Et je sortis de la pistole.

Une demi-heure après, ma mère vint me chercher. J’embrassai Charles, je remerciai le père Richard, et je courus me jeter au cou de ma mère.

— Eh bien ? dit-elle.

— Eh bien, ma mère, il a tout refusé.

— Comment, il a tout refusé ?

— Oui.

— Et qu’a-t-il dit ?

— Il a dit que l’empereur serait à Paris avant qu’on l’ait fusillé, lui et ses compagnons.

— Dieu le veuille ! dit ma mère.

Et elle m’emmena.

Le lendemain, au point du jour, nous partîmes.

On rendit les cinquante louis à qui les avait donnés ; mais, en mémoire du courage que j’avais déployé dans l’expédition, on me laissa les pistolets.

C’étaient de magnifiques pistolets à deux coups, montés en argent, et qui joueront, chose étrange ! un grand rôle dans cette même ville de Boissons, en 1830.

Le général Lallemand ne s’était pas trompé. La marche de Napoléon fut si rapide, qu’elle devança l’issue du procès. D’ailleurs, les juges eux-mêmes n’étaient peut-être point fâchés de traîner un peu en longueur, pour mettre à couvert leur responsabilité.
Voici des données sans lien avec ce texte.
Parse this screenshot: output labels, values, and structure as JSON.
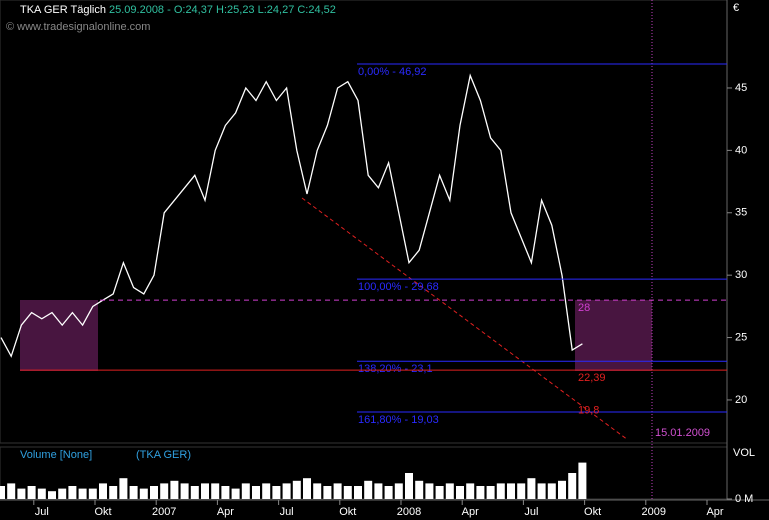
{
  "chart_data": [
    {
      "type": "line",
      "title": "TKA GER Täglich",
      "subtitle": "25.09.2008 - O:24,37 H:25,23 L:24,27 C:24,52",
      "source": "© www.tradesignalonline.com",
      "y_axis_label": "€",
      "categories": [
        null,
        null,
        null,
        null,
        "Jul",
        null,
        null,
        null,
        null,
        null,
        "Okt",
        null,
        null,
        null,
        null,
        null,
        "2007",
        null,
        null,
        null,
        null,
        null,
        "Apr",
        null,
        null,
        null,
        null,
        null,
        "Jul",
        null,
        null,
        null,
        null,
        null,
        "Okt",
        null,
        null,
        null,
        null,
        null,
        "2008",
        null,
        null,
        null,
        null,
        null,
        "Apr",
        null,
        null,
        null,
        null,
        null,
        "Jul",
        null,
        null,
        null,
        null,
        null,
        "Okt",
        null,
        null,
        null,
        null,
        null,
        "2009",
        null,
        null,
        null,
        null,
        null,
        "Apr",
        null
      ],
      "series": [
        {
          "color": "#ffffff",
          "values": [
            25,
            23.5,
            26,
            27,
            26.5,
            27,
            26,
            27,
            26,
            27.5,
            28,
            28.5,
            31,
            29,
            28.5,
            30,
            35,
            36,
            37,
            38,
            36,
            40,
            42,
            43,
            45,
            44,
            45.5,
            44,
            45,
            40,
            36.5,
            40,
            42,
            45,
            45.5,
            44,
            38,
            37,
            39,
            35,
            31,
            32,
            35,
            38,
            36,
            42,
            46,
            44,
            41,
            40,
            35,
            33,
            31,
            36,
            34,
            30,
            24,
            24.5,
            null,
            null,
            null,
            null,
            null,
            null,
            null,
            null,
            null,
            null,
            null,
            null,
            null,
            null
          ]
        }
      ],
      "ylim": [
        16.55,
        52.05
      ],
      "yticks": [
        20,
        25,
        30,
        35,
        40,
        45
      ],
      "levels": [
        {
          "value": 46.92,
          "label": "0,00% - 46,92"
        },
        {
          "value": 29.68,
          "label": "100,00% - 29,68"
        },
        {
          "value": 23.1,
          "label": "138,20% - 23,1"
        },
        {
          "value": 19.03,
          "label": "161,80% - 19,03"
        }
      ],
      "annotations": [
        {
          "value": 28,
          "label": "28"
        },
        {
          "value": 22.39,
          "label": "22,39"
        },
        {
          "value": 19.8,
          "label": "19,8"
        }
      ],
      "date_marker": "15.01.2009"
    },
    {
      "type": "bar",
      "title": "Volume [None]",
      "subtitle": "(TKA GER)",
      "y_axis_label": "VOL",
      "color": "#ffffff",
      "values": [
        2.5,
        3,
        2,
        2.5,
        2,
        1.5,
        2,
        2.5,
        2,
        2,
        3,
        2.5,
        4,
        2.5,
        2,
        2.5,
        3,
        3.5,
        3,
        2.5,
        3,
        3,
        2.5,
        2,
        3,
        2.5,
        3,
        2.5,
        3,
        3.5,
        4,
        3,
        2.5,
        3,
        2.5,
        2.5,
        3.5,
        3,
        2.5,
        3,
        5,
        3.5,
        3,
        2.5,
        3,
        2.5,
        3,
        2.5,
        2.5,
        3,
        3,
        3,
        4,
        3,
        3,
        3.5,
        5,
        7,
        null,
        null,
        null,
        null,
        null,
        null,
        null,
        null,
        null,
        null,
        null,
        null,
        null,
        null
      ],
      "ylim": [
        0,
        10
      ],
      "yticks": [
        {
          "value": 0,
          "label": "0 M"
        }
      ]
    }
  ]
}
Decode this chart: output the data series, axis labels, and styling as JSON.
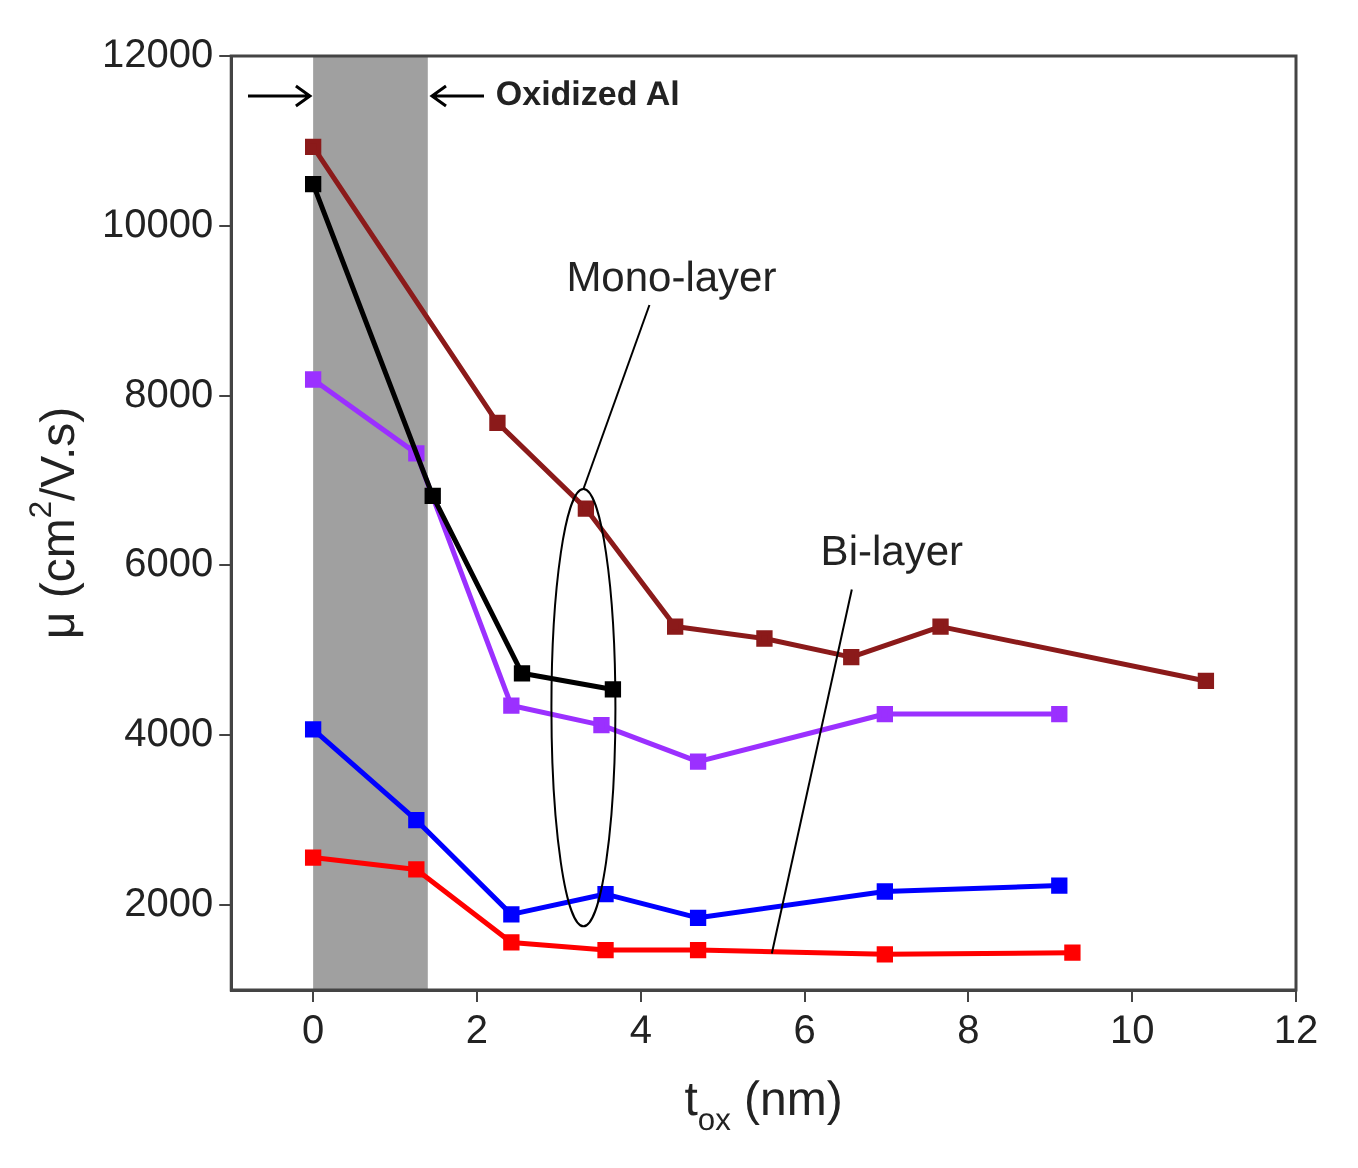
{
  "chart_data": {
    "type": "line",
    "xlabel": "t$_{ox}$ (nm)",
    "ylabel": "μ (cm$^{2}$/V.s)",
    "xlim": [
      -1,
      12
    ],
    "xticks": [
      0,
      2,
      4,
      6,
      8,
      10,
      12
    ],
    "ylim": [
      1000,
      12000
    ],
    "yticks": [
      2000,
      4000,
      6000,
      8000,
      10000,
      12000
    ],
    "grid": false,
    "legend": false,
    "marker": "square",
    "line_style": "solid",
    "bands": [
      {
        "axis": "x",
        "from": 0,
        "to": 1.4,
        "label": "Oxidized Al",
        "color": "#a0a0a0"
      }
    ],
    "annotations": [
      {
        "text": "Mono-layer",
        "x": 3.3,
        "y": 6900
      },
      {
        "text": "Bi-layer",
        "x": 5.6,
        "y": 1430
      }
    ],
    "series": [
      {
        "color": "#8b1a1a",
        "x": [
          0,
          2.25,
          3.33,
          4.42,
          5.51,
          6.57,
          7.66,
          10.9
        ],
        "values": [
          10930,
          7680,
          6670,
          5280,
          5140,
          4920,
          5280,
          4640
        ]
      },
      {
        "color": "#000000",
        "x": [
          0,
          1.46,
          2.55,
          3.66
        ],
        "values": [
          10490,
          6820,
          4730,
          4540
        ]
      },
      {
        "color": "#9b30ff",
        "x": [
          0,
          1.26,
          2.42,
          3.52,
          4.7,
          6.98,
          9.11
        ],
        "values": [
          8190,
          7320,
          4350,
          4120,
          3690,
          4250,
          4250
        ]
      },
      {
        "color": "#0000ff",
        "x": [
          0,
          1.26,
          2.42,
          3.57,
          4.7,
          6.98,
          9.11
        ],
        "values": [
          4070,
          3000,
          1890,
          2130,
          1850,
          2160,
          2230
        ]
      },
      {
        "color": "#ff0000",
        "x": [
          0,
          1.26,
          2.42,
          3.57,
          4.7,
          6.98,
          9.27
        ],
        "values": [
          2560,
          2420,
          1560,
          1470,
          1470,
          1420,
          1440
        ]
      }
    ]
  }
}
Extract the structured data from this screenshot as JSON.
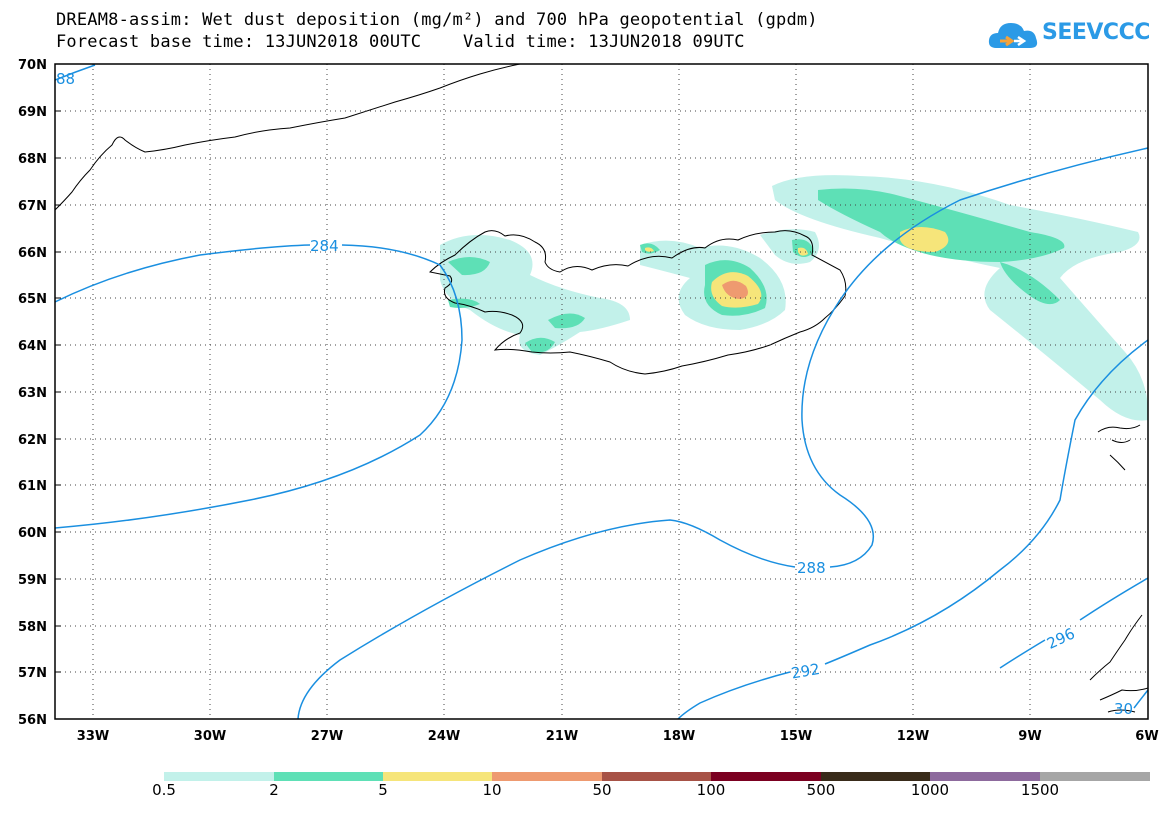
{
  "header": {
    "line1": "DREAM8-assim: Wet dust deposition (mg/m²) and 700 hPa geopotential (gpdm)",
    "line2": "Forecast base time: 13JUN2018 00UTC    Valid time: 13JUN2018 09UTC"
  },
  "logo": {
    "text": "SEEVCCC",
    "icon": "cloud-icon",
    "color": "#2b9ae6"
  },
  "map": {
    "lat_labels": [
      "70N",
      "69N",
      "68N",
      "67N",
      "66N",
      "65N",
      "64N",
      "63N",
      "62N",
      "61N",
      "60N",
      "59N",
      "58N",
      "57N",
      "56N"
    ],
    "lon_labels": [
      "33W",
      "30W",
      "27W",
      "24W",
      "21W",
      "18W",
      "15W",
      "12W",
      "9W",
      "6W"
    ],
    "contour_labels": [
      "88",
      "284",
      "288",
      "292",
      "296",
      "30"
    ],
    "contour_color": "#1a8fe0"
  },
  "legend": {
    "labels": [
      "0.5",
      "2",
      "5",
      "10",
      "50",
      "100",
      "500",
      "1000",
      "1500"
    ],
    "colors": [
      "#c2f1ea",
      "#5ee0b6",
      "#f6e57a",
      "#ee9a70",
      "#a75246",
      "#7b0021",
      "#392b1a",
      "#8d6a9d",
      "#a6a6a6"
    ]
  }
}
Le 21 mars, à six heures du matin, un courrier passait à franc étrier à Villers-Cotterets. À peine faisait-il jour, et cependant bon nombre de personnes attendaient déjà à la porte pour avoir des nouvelles.

Tout le monde s’empressa autour du courrier, qui changeait de cheval.

— Eh bien ? lui demanda-t-on, eh bien ?…

— Eh bien, messieurs ; dit-il, Sa Majesté l’empereur et roi a fait son entrée aux Tuileries hier, à huit heures du soir.